Unir los hilos es imposible, ninguno de los conocidos del chico de las mil gorras fue lo suficientemente específico. Necesito ayuda profesional.
Sentados frente a frente durante el horario del almuerzo, deposito mi confianza en la única persona capaz de tenderme una mano y desvelar los misterios.
La cafetería está casi vacía, el silencio es antinatural. Muchos de los alumnos que ya tienen todas sus materias aprobadas han decidido tomarse sus vacaciones antes de tiempo, otros tan solo optan por extender el fin de semana y se presentarán de seguro mañana. Tengo que hablar en voz baja porque temo que las palabras escapen de nuestro entorno; la quietud es un arma de doble fila: menos gente significa menos oídos que puedan escucharnos, pero también hace que las charlas resalten en lugar de perderse en el murmullo general.

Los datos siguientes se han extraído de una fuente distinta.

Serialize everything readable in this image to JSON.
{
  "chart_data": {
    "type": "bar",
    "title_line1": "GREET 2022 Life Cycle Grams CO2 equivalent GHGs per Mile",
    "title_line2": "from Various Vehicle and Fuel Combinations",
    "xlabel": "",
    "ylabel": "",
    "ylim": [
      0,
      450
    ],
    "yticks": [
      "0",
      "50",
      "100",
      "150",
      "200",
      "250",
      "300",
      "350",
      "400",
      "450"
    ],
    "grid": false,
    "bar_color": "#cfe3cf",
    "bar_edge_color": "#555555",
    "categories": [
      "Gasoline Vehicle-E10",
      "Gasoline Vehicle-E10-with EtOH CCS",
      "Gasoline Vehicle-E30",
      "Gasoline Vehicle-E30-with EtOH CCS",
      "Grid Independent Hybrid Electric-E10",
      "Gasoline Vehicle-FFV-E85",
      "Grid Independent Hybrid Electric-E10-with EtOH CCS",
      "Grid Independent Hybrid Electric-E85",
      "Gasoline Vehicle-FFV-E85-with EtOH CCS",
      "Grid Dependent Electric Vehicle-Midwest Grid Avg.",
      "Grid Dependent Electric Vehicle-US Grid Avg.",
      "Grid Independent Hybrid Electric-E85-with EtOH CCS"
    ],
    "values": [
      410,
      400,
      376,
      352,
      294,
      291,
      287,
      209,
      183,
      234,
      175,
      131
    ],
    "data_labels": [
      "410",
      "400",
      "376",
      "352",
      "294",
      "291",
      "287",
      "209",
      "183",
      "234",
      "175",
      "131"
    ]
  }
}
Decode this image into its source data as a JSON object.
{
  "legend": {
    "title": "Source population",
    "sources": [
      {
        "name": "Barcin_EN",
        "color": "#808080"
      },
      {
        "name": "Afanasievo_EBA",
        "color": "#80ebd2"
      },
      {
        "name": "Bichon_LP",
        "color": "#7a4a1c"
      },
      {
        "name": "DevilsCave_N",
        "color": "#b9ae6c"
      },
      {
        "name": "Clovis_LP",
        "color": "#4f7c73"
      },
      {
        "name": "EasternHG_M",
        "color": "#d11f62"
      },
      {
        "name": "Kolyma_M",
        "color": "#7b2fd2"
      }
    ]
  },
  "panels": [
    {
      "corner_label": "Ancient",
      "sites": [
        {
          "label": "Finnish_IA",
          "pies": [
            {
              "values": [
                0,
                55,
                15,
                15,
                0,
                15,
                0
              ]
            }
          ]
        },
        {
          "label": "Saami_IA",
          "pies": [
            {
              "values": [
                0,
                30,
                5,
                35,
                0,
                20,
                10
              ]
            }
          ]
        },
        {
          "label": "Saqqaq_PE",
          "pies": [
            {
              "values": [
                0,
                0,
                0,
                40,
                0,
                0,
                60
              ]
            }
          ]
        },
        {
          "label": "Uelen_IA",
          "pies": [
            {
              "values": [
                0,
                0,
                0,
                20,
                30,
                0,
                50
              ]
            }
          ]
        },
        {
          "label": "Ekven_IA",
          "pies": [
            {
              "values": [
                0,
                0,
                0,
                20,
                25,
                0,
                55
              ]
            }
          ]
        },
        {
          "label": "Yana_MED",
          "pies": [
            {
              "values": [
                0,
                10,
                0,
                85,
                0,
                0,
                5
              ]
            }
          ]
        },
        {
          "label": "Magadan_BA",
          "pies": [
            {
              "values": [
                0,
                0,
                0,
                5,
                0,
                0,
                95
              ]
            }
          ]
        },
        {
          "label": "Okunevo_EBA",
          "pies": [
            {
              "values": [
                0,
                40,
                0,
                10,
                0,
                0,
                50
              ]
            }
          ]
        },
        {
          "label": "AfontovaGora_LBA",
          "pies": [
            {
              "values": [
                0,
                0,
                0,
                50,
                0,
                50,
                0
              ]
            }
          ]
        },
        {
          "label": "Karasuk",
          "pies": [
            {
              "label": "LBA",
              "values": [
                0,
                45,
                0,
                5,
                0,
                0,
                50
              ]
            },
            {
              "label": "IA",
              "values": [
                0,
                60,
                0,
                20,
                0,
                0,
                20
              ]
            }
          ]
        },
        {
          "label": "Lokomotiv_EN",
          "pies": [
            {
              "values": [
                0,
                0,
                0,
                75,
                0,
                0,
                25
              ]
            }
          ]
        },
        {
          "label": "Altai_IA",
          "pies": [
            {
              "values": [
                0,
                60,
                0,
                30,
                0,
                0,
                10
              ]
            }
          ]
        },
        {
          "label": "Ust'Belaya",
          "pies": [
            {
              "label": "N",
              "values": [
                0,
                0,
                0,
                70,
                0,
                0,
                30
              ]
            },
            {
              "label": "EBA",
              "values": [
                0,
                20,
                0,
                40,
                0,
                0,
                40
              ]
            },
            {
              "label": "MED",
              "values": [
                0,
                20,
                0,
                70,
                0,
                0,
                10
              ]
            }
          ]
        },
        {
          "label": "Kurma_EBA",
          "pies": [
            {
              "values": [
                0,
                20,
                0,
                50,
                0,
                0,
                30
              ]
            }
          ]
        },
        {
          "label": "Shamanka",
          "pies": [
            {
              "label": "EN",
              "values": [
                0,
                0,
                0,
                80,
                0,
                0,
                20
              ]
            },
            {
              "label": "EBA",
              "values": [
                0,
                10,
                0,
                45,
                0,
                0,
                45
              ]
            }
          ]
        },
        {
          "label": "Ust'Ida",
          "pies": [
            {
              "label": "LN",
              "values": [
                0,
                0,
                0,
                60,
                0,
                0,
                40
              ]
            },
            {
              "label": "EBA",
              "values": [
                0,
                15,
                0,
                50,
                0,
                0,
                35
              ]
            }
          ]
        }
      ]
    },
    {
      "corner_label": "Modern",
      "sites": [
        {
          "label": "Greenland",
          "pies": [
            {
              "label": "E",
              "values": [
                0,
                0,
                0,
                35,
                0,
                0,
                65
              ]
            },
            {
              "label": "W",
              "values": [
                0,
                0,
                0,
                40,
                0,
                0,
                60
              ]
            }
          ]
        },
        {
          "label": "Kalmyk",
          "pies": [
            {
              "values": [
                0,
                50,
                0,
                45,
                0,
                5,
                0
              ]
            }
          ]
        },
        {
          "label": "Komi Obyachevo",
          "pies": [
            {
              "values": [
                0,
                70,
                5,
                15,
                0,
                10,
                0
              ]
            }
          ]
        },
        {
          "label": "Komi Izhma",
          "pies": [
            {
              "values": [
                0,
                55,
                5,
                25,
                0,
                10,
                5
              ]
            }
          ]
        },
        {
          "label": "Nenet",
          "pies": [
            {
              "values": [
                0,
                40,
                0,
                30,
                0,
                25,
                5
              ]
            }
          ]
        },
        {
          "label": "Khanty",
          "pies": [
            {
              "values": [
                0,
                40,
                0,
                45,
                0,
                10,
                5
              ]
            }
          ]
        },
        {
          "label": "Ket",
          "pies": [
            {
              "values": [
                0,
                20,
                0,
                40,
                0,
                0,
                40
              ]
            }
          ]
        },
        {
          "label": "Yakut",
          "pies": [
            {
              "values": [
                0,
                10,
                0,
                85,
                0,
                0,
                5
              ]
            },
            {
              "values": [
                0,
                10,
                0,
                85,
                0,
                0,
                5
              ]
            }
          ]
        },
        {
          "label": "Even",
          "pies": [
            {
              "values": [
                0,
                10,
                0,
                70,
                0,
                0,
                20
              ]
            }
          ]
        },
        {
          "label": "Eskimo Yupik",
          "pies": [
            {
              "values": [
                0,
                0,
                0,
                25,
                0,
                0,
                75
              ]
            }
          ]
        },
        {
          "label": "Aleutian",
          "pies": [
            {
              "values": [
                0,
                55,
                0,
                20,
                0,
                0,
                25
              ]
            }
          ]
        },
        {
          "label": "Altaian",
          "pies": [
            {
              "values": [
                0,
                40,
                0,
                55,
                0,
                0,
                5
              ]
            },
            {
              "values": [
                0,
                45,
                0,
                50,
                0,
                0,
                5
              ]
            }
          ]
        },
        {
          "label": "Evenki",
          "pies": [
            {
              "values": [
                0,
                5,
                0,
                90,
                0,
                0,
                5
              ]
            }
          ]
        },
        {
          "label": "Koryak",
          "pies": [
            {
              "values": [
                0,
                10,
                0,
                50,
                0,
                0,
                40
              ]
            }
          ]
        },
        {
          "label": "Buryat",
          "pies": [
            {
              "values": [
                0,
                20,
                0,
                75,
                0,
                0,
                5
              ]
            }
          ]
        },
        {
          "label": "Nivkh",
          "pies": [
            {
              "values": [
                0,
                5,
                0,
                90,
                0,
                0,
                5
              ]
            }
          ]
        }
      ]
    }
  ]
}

—¿Lo harías por mí? —ruego luego de dar una explicación completa de lo sucedido—. Sé que nadie más podría ayudarme con algo así.

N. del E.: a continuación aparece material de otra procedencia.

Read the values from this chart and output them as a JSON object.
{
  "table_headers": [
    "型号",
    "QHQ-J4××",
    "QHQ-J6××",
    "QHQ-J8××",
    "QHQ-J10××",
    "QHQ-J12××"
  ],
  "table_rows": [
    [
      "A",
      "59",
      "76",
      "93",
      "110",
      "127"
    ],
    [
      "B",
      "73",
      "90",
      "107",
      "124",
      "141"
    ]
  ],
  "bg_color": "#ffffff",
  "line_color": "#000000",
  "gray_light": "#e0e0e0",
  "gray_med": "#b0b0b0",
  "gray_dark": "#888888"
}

—¿Y qué ganaría yo con eso? —pregunta Elena, divertida. Ya ha terminado de almorzar mientras me prestaba atención, yo ni siquiera he comenzado a comer.
—¿Mi eterna gratitud? —sugiero con un dejo de sarcasmo. Me encojo de hombros y suspiro— No sé, dime qué quieres.
Una media sonrisa traviesa asoma en su semblante.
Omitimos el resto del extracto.